Empty Doesn’t Mean Depression

Often, we think of depression, or that life is absent when we hit zero. We feel removed. Like all life energy is sucked out of us.

Only the highs can give us energy. Dopamine. The rewards. And empty feels uncomfortable because whenever we hit it, we fill it quickly with whatever we can find. Food, entertainment, relationships, nicotine, alcohol, drugs. We do anything, just to avoid this emptiness, that sits there staring at us when it corners us in. That feels uncomfortable. Not because it is bad. It’s because we are not used to it. The unfamiliar always feels uncomfortable. We fear what we don’t know.

When I learned to sit in it, realizing that this is how we were born, when I started being aware and consciously maintained this, the ‘me’, it felt like illumination. Even empowered. I am in control of what goes in there and what goes out.

And when I did that, something strange happened. The zero started feeling different. Not worse. Better. Like it was elevated somehow. I was not running anymore. I am not cluttered. I am empty. So now when I get filled with something small, it will feel like everything. That’s when a 5-point rise from zero can feel like 100!

Now I can sit on my front porch with a cup of coffee and my dog lying next to me, and it feels like 100. Before I had this realization it felt like 0.

Not because the external experience is objectively amazing. But because my baseline shifted. My zero is higher. So, it takes less points, less effort, less clutter to reach joy.

Raising The Floor, Not Chasing The Ceiling

We pull into the U-Haul lot. The job is done. I park the truck, turn off the engine, and sit there for a second before we get out.

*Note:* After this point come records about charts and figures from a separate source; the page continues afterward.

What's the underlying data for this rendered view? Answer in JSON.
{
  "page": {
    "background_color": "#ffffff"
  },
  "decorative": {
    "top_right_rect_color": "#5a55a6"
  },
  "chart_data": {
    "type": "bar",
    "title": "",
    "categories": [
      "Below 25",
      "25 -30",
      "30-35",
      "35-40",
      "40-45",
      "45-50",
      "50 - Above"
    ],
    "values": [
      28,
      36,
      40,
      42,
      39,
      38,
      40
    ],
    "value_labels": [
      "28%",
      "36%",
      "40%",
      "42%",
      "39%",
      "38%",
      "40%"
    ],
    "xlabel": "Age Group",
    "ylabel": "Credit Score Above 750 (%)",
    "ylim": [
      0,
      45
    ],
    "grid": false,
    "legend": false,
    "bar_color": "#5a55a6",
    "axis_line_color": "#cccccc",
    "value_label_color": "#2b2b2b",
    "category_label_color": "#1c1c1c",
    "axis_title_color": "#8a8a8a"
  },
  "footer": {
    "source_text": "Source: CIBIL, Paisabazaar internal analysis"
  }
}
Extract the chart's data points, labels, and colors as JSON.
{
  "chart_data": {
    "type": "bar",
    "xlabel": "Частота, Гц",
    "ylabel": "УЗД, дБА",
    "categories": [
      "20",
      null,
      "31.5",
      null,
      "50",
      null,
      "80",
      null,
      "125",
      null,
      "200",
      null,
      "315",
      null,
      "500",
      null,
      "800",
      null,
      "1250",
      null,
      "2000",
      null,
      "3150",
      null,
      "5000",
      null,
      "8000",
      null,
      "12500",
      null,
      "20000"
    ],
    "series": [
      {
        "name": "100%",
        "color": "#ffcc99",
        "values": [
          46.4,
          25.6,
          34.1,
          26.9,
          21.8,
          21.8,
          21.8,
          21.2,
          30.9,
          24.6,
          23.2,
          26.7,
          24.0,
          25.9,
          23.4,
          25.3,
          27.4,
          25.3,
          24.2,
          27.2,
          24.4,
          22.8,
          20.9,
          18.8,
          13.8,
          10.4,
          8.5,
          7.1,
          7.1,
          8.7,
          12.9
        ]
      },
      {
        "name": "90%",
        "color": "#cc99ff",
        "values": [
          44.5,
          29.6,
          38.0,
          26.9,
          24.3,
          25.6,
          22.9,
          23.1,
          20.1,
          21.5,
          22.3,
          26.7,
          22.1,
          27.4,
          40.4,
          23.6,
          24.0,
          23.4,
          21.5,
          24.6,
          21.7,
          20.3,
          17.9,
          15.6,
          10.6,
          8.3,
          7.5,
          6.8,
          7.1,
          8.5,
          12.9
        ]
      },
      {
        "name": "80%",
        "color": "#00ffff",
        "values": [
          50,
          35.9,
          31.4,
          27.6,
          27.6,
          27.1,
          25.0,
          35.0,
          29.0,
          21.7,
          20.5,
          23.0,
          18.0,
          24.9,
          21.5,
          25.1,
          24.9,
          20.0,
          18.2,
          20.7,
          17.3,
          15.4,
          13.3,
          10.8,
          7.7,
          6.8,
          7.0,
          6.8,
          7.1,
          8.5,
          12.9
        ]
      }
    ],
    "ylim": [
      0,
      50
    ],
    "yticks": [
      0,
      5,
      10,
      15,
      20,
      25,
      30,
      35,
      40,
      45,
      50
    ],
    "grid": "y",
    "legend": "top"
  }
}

“The goal is not chasing highs,” I say. “The goal is raising the floor. Because when zero feels peaceful, it does not take much to be happy. You do not need to win the lottery. You do not need to fall in love. You just need to wake up and realize you are okay. And that is enough.”

“In a religious context you could say: God reached down and elevated you from zero.”

My helper nods. He grabs his phone, opens the door, and climbs out of the truck. I sit there a little longer, staring out the windshield at nothing in particular.

I don’t know if God elevated me, or if I did it myself. The Universe. Karma. Whatever you believe in. But the result is the same: Happiness is not what you think it is, and when you are elevated you will never feel zero the same way.